Key takeaway: If Module A knows too much about Module B, changes in Module B can break Module A. Always pay attention to component dependencies and extract or abstract them as much as possible.
Demo: Applying the Single Responsibility Principle
EmployeeService Without SRP
In this approach, the EmployeeService class is responsible for multiple tasks: serialization, writing to a file, and logging to the console. This violates the Single Responsibility Principle.

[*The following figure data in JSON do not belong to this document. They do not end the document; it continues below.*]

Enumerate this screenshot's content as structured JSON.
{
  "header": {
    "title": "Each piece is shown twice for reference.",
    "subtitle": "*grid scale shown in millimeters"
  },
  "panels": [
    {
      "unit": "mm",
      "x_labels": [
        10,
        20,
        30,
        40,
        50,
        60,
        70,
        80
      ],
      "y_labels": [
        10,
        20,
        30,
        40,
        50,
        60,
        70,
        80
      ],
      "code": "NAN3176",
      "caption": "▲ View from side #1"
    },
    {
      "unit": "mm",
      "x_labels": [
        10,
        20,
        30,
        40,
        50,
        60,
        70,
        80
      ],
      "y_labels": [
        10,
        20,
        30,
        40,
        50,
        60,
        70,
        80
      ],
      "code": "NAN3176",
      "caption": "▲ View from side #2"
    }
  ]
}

import java.io.FileWriter;
import java.io.IOException;
import com.google.gson.Gson;
class Employee {
private String id;
private String name;
// Constructor, Getters, and Setters
public Employee(String id, String name) {
this.id = id;
this.name = name;
}
public String getId() {
return id;
}
public String getName() {
return name;
}
}
class EmployeeService {
public void processEmployee(Employee employee) {
Gson gson = new Gson();
// Serialize the Employee object
String serializedEmployee = gson.toJson(employee);
// Write serialized data to a file
try (FileWriter fileWriter = new FileWriter("employee.json")) {
fileWriter.write(serializedEmployee);
} catch (IOException e) {
e.printStackTrace();
}
// Log serialized data to the console
System.out.println("Serialized Employee: " + serializedEmployee);
}
}
public class WithoutSRPExample {
public static void main(String[] args) {
Employee employee = new Employee("1", "John Doe");
EmployeeService employeeService = new EmployeeService();
employeeService.processEmployee(employee);
}
}
Refactored EmployeeService With SRP
import java.io.FileWriter;
import java.io.IOException;
import com.google.gson.Gson;
// Employee Class
class Employee {
private String id;
private String name;
// Constructor, Getters, and Setters
public Employee(String id, String name) {
this.id = id;
this.name = name;
}
public String getId() {
return id;
}
public String getName() {
return name;
}
}
// Serialization Service
class EmployeeSerializer {
private Gson gson = new Gson();
public String serialize(Employee employee) {
return gson.toJson(employee);
}
}
// File Writing Service
class EmployeeFileWriter {
public void writeToFile(String serializedData, String fileName) {
try (FileWriter fileWriter = new FileWriter(fileName)) {
fileWriter.write(serializedData);
} catch (IOException e) {
e.printStackTrace();
}
}
}
// Logging Service
class EmployeeLogger {
public void logToConsole(String message) {
System.out.println("Log: " + message);
}
}
// EmployeeService Class
class EmployeeService {
private EmployeeSerializer serializer = new EmployeeSerializer();
private EmployeeFileWriter fileWriter = new EmployeeFileWriter();
private EmployeeLogger logger = new EmployeeLogger();
public void processEmployee(Employee employee) {
// Serialize
String serializedEmployee = serializer.serialize(employee);
// Write to File
fileWriter.writeToFile(serializedEmployee, "employee.json");
// Log to Console
logger.logToConsole("Serialized Employee: " + serializedEmployee);
}
}
// Main Class
public class WithSRPExample {
public static void main(String[] args) {
Employee employee = new Employee("1", "John Doe");
EmployeeService employeeService = new EmployeeService();
employeeService.processEmployee(employee);
}
}
Conclusion
This article explored the single responsibility principle, focusing on identifying reasons for change in classes and methods. We discussed how indicators like if statements, switch statements, God classes, and monster methods signal the need for refactoring. High coupling and code fragility were also covered, as code with many dependencies tends to be brittle. The article demonstrated how to refactor responsibilities into specialized components, using a three-step approach: identifying reasons for change, extracting them into specialized components, and refactoring the code. As The Pragmatic Programmer says, “We always want to design components that are self-contained, independent, and with a single and well-defined purpose.”